Retail giant Wal-Mart (WMT - News) is off to its worst start in seven years and American consumers are spending less money. The pinch of higher payroll taxes, which began on Jan.1, 2013 is already translating into less spending.
Here's what Jerry Murray, Wal-Mart's vice president of finance and logistics wrote in an internal email obtained by Bloomberg news:
"In case you haven't seen a sales report these days, February month-to-date (MTD) sales are a total disaster. The worst start to a month I have seen in my ~7 years with the company."
Among the 386 companies within the S&P 500 that reported Q4 2012 earnings, 81% of consumer staples have beaten earnings estimates, according to FactSet Research. However, based upon current earnings estimates, Q1 2013 earnings for the entire S&P 500 are down -0.04%.
Consumer discretionary (XLY - News) and consumer staples (XLP - News) are the two ETFs that carve out consumer focused stocks within the S&P 500 (SPY - News). Combined together, both XLP and XLY account for 22.26% of the S&P 500's equity exposure.

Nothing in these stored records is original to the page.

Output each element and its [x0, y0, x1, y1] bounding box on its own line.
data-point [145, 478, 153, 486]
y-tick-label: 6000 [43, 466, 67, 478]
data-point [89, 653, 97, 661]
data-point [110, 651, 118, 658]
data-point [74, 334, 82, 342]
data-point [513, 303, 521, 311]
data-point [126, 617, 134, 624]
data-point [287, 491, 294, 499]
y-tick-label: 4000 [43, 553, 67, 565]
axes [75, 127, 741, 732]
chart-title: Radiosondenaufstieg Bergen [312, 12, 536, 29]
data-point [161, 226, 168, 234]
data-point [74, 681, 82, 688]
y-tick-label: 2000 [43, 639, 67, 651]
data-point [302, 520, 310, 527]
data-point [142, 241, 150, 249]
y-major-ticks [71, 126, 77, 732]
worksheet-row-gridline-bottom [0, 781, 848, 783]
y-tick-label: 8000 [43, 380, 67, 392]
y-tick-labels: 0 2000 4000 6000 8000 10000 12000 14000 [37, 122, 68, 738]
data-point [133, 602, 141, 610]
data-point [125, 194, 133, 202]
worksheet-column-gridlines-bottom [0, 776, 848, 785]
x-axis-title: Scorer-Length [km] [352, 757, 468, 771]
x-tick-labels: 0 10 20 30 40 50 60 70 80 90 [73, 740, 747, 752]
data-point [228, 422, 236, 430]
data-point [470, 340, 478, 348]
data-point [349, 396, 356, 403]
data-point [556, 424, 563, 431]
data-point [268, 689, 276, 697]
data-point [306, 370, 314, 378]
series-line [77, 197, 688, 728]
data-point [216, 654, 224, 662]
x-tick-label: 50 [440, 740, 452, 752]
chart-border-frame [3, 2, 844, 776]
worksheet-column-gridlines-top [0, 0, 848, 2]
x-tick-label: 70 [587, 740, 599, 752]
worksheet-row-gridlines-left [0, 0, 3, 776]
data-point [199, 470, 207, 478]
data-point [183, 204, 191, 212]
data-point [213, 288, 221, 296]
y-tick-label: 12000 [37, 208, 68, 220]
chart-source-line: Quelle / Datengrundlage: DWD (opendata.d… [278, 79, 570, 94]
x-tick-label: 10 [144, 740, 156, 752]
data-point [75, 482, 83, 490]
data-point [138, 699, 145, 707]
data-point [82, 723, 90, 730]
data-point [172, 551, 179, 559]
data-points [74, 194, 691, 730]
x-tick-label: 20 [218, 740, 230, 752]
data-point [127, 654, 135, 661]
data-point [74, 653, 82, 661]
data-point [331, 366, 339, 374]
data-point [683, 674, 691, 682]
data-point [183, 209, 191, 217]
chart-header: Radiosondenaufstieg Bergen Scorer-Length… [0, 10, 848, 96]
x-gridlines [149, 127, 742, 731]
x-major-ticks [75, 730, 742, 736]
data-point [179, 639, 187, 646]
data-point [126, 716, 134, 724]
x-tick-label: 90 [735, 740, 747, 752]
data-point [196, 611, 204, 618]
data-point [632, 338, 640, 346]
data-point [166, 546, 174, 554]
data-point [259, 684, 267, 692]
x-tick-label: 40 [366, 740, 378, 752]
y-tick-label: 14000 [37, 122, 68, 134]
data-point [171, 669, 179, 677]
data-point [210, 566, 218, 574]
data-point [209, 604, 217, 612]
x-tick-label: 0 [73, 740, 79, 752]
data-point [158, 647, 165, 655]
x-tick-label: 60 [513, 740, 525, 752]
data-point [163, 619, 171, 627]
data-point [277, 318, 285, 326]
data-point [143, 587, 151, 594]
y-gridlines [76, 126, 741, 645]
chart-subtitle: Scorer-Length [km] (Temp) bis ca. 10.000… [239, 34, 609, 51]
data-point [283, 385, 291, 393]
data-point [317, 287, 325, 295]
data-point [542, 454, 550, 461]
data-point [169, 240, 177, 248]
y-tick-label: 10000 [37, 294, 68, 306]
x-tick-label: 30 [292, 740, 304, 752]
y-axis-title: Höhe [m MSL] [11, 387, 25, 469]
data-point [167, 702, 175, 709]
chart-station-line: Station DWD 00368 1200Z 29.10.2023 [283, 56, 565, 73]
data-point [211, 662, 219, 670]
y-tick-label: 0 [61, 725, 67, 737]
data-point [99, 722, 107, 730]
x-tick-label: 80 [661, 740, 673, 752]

As we wrote to readers in the March 2013 edition of the ETF Profit Strategy Newsletter, the American Tax Payer Relief Act of 2012 has nothing to do with genuine tax reform or relief. Unlike before, Americans now pay 2% in Social Security taxes on their first $113,700 in income. For a person making $40,000 per year, this means$780 of lost wages.
Furthermore, taxes were increased to a top rate of 39.6% for individuals earning $400,000 a year and $450,000 for couples. "This will inevitably translate into less consumption and less discretionary spending."
For a family earning $50,000 the tax bite is equal to a basket of groceries every single month, according to Wal-Mart's analysis.
XLY and XLP have both gained just over 7% in value since the beginning of the year.
Meanwhile, rising gasoline prices are another negative trend. The average price for a gallon of regular gas nationwide has rise from $3.30 in January, to $3.52 today, according to AAA.